It seems that now spammers posts message
regarding the nes too.
Since that message from that new user (christineb1979), it felt fishy. Small message, just say "source code" and word "nes". It could have been some beginners that doesn't know how to ask things but just by the user name... I'm sorry to be too judgmental but with such a niche group, the chance that a user called that way is serious is quite low. And usually beginners just create their own threads so they can get more attention on that specific subject. My "heuristic" didn't fail me about spammers recently.
So what is the next step then to prevent link spam or any other kind of spam? Now content about the nes or code is not enough to be not classed as a spammer unless the content is quite specific about the issue (i.e. I want nes code is not specific). It's seems such an innocent mail but now that message will be indexed in search engines and nobody would have noticed at all unless someone else posted in that thread.
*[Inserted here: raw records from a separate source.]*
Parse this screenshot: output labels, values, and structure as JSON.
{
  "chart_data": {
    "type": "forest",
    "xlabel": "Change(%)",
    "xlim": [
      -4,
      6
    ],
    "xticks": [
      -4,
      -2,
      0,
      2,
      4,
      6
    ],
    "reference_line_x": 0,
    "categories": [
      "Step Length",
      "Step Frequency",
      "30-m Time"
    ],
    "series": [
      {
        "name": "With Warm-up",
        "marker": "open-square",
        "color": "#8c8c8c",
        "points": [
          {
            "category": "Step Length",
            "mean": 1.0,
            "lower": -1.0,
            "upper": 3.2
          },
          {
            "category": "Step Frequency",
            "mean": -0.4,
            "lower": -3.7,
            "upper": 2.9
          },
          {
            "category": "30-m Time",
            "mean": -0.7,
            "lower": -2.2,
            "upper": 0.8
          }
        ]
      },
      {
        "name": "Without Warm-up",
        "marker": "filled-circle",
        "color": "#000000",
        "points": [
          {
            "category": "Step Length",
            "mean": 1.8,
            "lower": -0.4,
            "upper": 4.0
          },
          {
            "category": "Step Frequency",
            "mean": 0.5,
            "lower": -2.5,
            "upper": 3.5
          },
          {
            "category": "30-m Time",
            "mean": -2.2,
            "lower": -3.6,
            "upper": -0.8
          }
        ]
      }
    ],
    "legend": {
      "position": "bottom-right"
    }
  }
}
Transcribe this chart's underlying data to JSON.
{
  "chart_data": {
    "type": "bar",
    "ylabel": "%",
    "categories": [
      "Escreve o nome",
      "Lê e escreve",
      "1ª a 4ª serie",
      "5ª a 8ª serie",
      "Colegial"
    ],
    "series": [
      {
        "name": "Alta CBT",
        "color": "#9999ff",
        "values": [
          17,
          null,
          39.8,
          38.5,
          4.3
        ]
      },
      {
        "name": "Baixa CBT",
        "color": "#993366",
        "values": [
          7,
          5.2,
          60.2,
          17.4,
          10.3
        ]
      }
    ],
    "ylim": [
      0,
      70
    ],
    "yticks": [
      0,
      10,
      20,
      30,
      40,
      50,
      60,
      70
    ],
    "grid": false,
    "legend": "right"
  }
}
Do new users need to pass through ReCaptcha yet?
The spammers in question are human beings, commonly located in India or the Philippines (read: cheap labour regions). In the case of the referenced post, the individual came from a Philippines network.
These are actual companies with employees which traverse forums and other social environments, making accounts manually and then using advertising links in their posts -- or, they sell the username/password to a highest bidder who then uses it for nefarious purposes (usually spamming).
This whole "market" exists because of captchas -- it defeats their purpose entirely since the employees all speak English (which is also why/how they're able to post something that sounds "relevant" to the forum at hand).
On the Moderators section of this board, we (well, I) have been gradually banning all of of the network blocks as posts like the above arise. They have a *lot* of netblocks, solely due to the shady nature of their companies, so it takes time.
The only way to solve this problem is to turn the forum into register-only mode (meaning every new account made requires a human to review the application and accept or deny/ignore it) -- you know, like effectively what was done with the Wiki.
Welcome to the Internet in 2010.
The internet in 2010 sucks. Boooooooo. I'm just saying. ;-)
Maybe require all users to click on three screenshots of NES games which contain Mario out of 9 images. And of course you warp the images too.
What part of "these people read, write, and speak English" don't you understand? :D
Maybe Dwedit is a bot who doesn't read, write, and speak English.
Hi, i was at once in the greatness city for my Free Job where i enjoyed much of online gambling as it was very rewarding.
I was often specified that more than once i thought, though i loved the mountains and tried eagerly to affect the time in which, i was mislead into sad times. When my free job turned out to be so much more, i was fulfilled.
All agree with my free online job?
Free jobs for all, and jobs for free. I am interested in online gambling and i free jobs!
Feel free to talk sometimes with me, i will fill you in.
Apologies to tr1p1ea for plagiarizing his fake spam.
CATS: All your base are belong to us. You are on the way to destruction.
Captain:
Mmm, what you say !!
tepples wrote:
CATS: All your base are belong to us. You are on the way to destruction.!![/url]
Someone set us up the bomb!
By the Way, The spammers are temporarily gone, So for now ther is no need to implent a new layer of protection!
That is all!
Dwedit wrote:
Hi, i was at once in ...
This got me to LOL. :D Also made me think of "Free Steve Jobs!", and
Hey Mon; how many jobs you got? Only one job?
I agree with , l hate spam!
[Three shopping links removed by MOD. Was this intended as irony?]
jonahlinn wrote:
I agree with , l hate spam!
I'll admit, this one actually made me laugh.
MOUAHAHAHAHAHA
Now we have smappers talking about spam.
So f**** retarded.
Yeah. They have a sense of humor too! (...) Made me laugh. Especially when you read the topic reason and that this spammer is the second time he came to the board (same avatar image twice).
My board also got hit by a spammer with that avatar.
Krebs on Security is running a
story about captchabot.com, the CAPTCHA-solving service used by one of the biggest spambotnets.
I wouldn't be surprised if it was easier for a computer to read a captcha to what is an human. I usually need a lot of tries to pass these things. Of course if there is human spammers this isn't going to do anything about them.
Computers have an easier time than humans at optical character recognition, but only if the glyphs are separated. That's why modern visual CAPTCHAs draw various geometry over the words, such as an XOR'd ellipse, and they push the
letter spacing closer, so that the glyphs overlap.